Changes to North American Free Trade Agreement (NAFTA) have been anticipated since the moment of President Trump’s election. When U.S. Trade Representative Robert Lighthizer notified Congress on May 18th of the Administration’s intent to renegotiate NAFTA, he triggered the 90-day consultation period before formal negotiations can begin. While no formal renegotiation plans have been announced by the United States, Canadian, or Mexican governments, speculation has begun to swirl regarding changes to key NAFTA provisions, in particular the rules of origin requirements upon which North American automakers depend.
NAFTA and its Rules of Origin Requirements
Prior to the agreement, NAFTA countries levied tariffs on automobiles and automobile parts. For example, the United States levied tariffs of 2.5 percent on automobiles, 25 percent on light-duty trucks, and a trade-weighted average of 3.1 percent on automotive parts from Mexico.1 Mexico levied tariffs of 20 percent on automobiles and light trucks and 10 percent-20 percent on auto parts from the United States and Canada.2
NAFTA eliminated barriers to trade, either upon NAFTA’s effective date or during a phase-out over five to ten years, provided that the vehicles and parts meet the rules of origin requirements. Under NAFTA, a certain percentage of the materials within a good must be made within a NAFTA country to qualify. The required North American content for automobiles, light trucks, engines, and transmissions began at 50 percent and increased to 62.5 percent over an eight year period from 1994 to 2002.3 The required North American content for other vehicles and automotive parts began at 50 percent and increased to 60 percent over the same period.4 In calculating this percentage, NAFTA requires that manufacturers and producers track the regional value content of major automotive components and subassemblies.5
Consider, for example, a car assembled in Mexico with an engine manufactured in Japan. The manufacturer must calculate the percentage value of the engine in relation to the entire vehicle to determine whether the vehicle meets the 62.5 percent North American content. Just because the car was assembled in Mexico does not make the car 100 percent North American made.
NAFTA has a number of specific rules for calculating the regional value of automobiles and automobile parts.
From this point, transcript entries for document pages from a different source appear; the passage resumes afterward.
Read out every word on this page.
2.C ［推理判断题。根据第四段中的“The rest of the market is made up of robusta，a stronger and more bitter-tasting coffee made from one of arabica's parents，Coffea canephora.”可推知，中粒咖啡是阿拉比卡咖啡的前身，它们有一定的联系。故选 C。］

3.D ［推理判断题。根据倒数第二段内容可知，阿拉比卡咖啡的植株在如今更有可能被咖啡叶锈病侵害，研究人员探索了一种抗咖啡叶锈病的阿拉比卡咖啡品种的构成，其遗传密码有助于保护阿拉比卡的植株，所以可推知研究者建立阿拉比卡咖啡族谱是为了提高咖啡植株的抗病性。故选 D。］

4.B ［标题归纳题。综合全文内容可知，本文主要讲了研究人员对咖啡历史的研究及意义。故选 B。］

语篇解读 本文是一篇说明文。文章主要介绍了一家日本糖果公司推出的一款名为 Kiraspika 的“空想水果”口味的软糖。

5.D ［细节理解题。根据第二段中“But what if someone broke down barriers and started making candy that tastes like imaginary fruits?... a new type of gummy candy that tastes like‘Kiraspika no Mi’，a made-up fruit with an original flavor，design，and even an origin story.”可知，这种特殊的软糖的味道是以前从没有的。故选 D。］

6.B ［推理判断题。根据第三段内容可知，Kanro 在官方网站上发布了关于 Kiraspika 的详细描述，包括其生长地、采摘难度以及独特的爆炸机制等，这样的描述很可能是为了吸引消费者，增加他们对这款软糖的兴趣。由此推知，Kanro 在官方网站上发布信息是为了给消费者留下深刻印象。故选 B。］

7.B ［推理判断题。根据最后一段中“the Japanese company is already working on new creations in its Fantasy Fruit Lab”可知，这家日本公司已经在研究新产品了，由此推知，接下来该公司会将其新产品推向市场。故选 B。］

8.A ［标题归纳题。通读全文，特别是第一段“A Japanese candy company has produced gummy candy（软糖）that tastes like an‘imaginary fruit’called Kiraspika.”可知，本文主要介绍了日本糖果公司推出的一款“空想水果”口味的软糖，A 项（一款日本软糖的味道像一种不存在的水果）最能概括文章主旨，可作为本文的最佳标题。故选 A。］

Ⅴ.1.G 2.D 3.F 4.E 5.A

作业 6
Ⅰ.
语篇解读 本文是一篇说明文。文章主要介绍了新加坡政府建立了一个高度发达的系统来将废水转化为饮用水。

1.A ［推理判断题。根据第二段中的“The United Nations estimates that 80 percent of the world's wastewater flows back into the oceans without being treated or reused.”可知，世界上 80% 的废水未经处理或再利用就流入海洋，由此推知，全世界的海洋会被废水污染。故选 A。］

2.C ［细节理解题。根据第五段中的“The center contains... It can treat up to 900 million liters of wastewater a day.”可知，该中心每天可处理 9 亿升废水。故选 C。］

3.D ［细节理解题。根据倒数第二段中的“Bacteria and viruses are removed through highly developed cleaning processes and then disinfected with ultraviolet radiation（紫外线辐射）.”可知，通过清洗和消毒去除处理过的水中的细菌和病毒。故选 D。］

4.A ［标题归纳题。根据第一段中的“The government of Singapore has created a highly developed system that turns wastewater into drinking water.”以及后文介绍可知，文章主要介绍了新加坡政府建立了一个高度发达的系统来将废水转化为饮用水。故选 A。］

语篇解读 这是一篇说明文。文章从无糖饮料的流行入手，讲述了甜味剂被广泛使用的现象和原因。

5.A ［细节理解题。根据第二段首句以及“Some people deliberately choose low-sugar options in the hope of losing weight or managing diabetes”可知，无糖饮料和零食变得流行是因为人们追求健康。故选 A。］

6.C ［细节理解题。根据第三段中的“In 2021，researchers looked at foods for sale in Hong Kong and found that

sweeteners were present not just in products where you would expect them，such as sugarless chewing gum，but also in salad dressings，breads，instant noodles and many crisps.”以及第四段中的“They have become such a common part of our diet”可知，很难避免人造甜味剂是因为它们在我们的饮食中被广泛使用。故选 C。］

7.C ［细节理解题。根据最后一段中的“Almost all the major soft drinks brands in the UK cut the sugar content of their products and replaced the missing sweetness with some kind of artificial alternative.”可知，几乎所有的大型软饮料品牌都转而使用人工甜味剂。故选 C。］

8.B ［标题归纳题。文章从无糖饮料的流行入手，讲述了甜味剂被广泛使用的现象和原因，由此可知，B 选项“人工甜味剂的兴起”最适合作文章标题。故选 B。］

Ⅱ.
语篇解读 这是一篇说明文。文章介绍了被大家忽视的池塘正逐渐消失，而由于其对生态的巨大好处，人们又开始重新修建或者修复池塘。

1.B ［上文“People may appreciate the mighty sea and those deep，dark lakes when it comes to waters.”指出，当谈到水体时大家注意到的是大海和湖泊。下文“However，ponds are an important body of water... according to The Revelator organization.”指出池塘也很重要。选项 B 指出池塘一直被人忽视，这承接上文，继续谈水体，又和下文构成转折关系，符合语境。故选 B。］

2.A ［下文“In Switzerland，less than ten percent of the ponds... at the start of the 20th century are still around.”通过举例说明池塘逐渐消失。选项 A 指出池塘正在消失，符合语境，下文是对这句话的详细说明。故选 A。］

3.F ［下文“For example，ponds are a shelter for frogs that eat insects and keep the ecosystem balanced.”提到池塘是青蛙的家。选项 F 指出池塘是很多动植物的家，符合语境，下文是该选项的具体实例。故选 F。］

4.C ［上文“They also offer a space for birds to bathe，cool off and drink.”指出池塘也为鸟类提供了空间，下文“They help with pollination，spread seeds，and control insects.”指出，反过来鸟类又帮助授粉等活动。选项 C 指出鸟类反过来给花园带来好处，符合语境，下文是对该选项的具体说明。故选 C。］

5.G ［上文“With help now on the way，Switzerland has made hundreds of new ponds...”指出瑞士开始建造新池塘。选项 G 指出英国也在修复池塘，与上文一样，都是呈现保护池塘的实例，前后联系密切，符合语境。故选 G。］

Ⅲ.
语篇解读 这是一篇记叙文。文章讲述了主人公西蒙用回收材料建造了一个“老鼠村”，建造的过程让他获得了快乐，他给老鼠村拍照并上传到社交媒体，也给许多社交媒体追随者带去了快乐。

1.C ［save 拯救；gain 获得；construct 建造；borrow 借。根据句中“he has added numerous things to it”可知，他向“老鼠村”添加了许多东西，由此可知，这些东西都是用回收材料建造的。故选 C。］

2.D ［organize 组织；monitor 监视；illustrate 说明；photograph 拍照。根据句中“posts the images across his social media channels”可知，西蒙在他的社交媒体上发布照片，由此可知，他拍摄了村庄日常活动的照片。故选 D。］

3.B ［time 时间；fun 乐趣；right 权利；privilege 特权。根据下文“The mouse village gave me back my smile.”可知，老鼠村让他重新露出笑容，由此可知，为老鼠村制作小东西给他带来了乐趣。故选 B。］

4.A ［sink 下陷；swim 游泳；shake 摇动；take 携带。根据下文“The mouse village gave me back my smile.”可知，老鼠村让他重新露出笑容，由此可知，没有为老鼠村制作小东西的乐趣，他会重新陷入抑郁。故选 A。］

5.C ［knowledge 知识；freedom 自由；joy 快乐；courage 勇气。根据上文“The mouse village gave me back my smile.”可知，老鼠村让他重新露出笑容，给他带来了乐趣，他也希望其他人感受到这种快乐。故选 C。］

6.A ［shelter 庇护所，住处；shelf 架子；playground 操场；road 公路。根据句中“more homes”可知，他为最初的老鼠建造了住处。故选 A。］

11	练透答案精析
These rules require that manufacturers calculate the regional content by including the value of some input materials within an automotive part. This is a valuation method called tracing. NAFTA has two sets of tracing rules, one for light-duty and one for heavy-duty goods. The lists of parts subject to tracing in each category can be found in the Appendix to 19 C.F.R. § 181.6 If the non-originating materials are not on these tracing lists, however, they are treated as originating.
Potential Changes to NAFTA and Its Impact on the Automobile Industry
NAFTA’s tariff elimination changed how the automobile industry in North America manufactured its products, and, as a result of NAFTA, automotive trade has expanded exponentially among the three NAFTA countries. This all stands to change during upcoming negotiations, where the rules of origin provisions are certain to be an important topic. In fact, Mexico’s Foreign Relations Secretary Luis Videgaray recently said “One part that must inevitably be reviewed is the chapter on rules of origin.”7
While the exact form of these changes is not yet certain, there is some speculation that the Trump Administration will try to tighten the rules of origin requirements for automobiles and auto parts in order to reduce the United States’ trade deficit with Mexico.8 The regional content rules could be increased to as much as 70 percent or 80 percent, depending on the vehicle or part.9 Others in the field have suggested that the United States could try to negotiate a U.S. content requirement to benefit manufacturers within U.S. borders.10 Both government leaders and North American automakers are wary of changing these rules drastically. At an event in Mexico City, Mexican Economy Minister Ildefonso Guajardo cautioned that Mexico, the United States, and Canada could "shoot ourselves in the foot" if the countries make changes that will drive investment elsewhere.11
Another potential issue to be addressed is the way in which regional content is calculated. The lists that determine whether a good is subject to tracing are likely to be expanded. Many parts used in automobiles today, especially electronic components that were not in existence or widely available when these lists were contemplated, are excluded from the tracing requirement. Many of these expensive, electronic components come from non-NAFTA countries, but because they are not included in the tracing lists, they are considered originating. These components help the completed part or automobile achieve the requisite originating content threshold. In renegotiation, these lists will likely be greatly expanded and, as a result, it will be much more difficult for manufacturers to meet the originating content requirements that allow their goods to pass through NAFTA countries duty free.
As August 16, the end of the 90-day consultation period with Congress, draws closer and negotiation plans solidify, details regarding each country’s objectives and strategy will become more certain. The International Trade Commission will be holding a hearing on NAFTA beginning on June 27, where those potentially affected by changes to the agreement will have an opportunity to testify.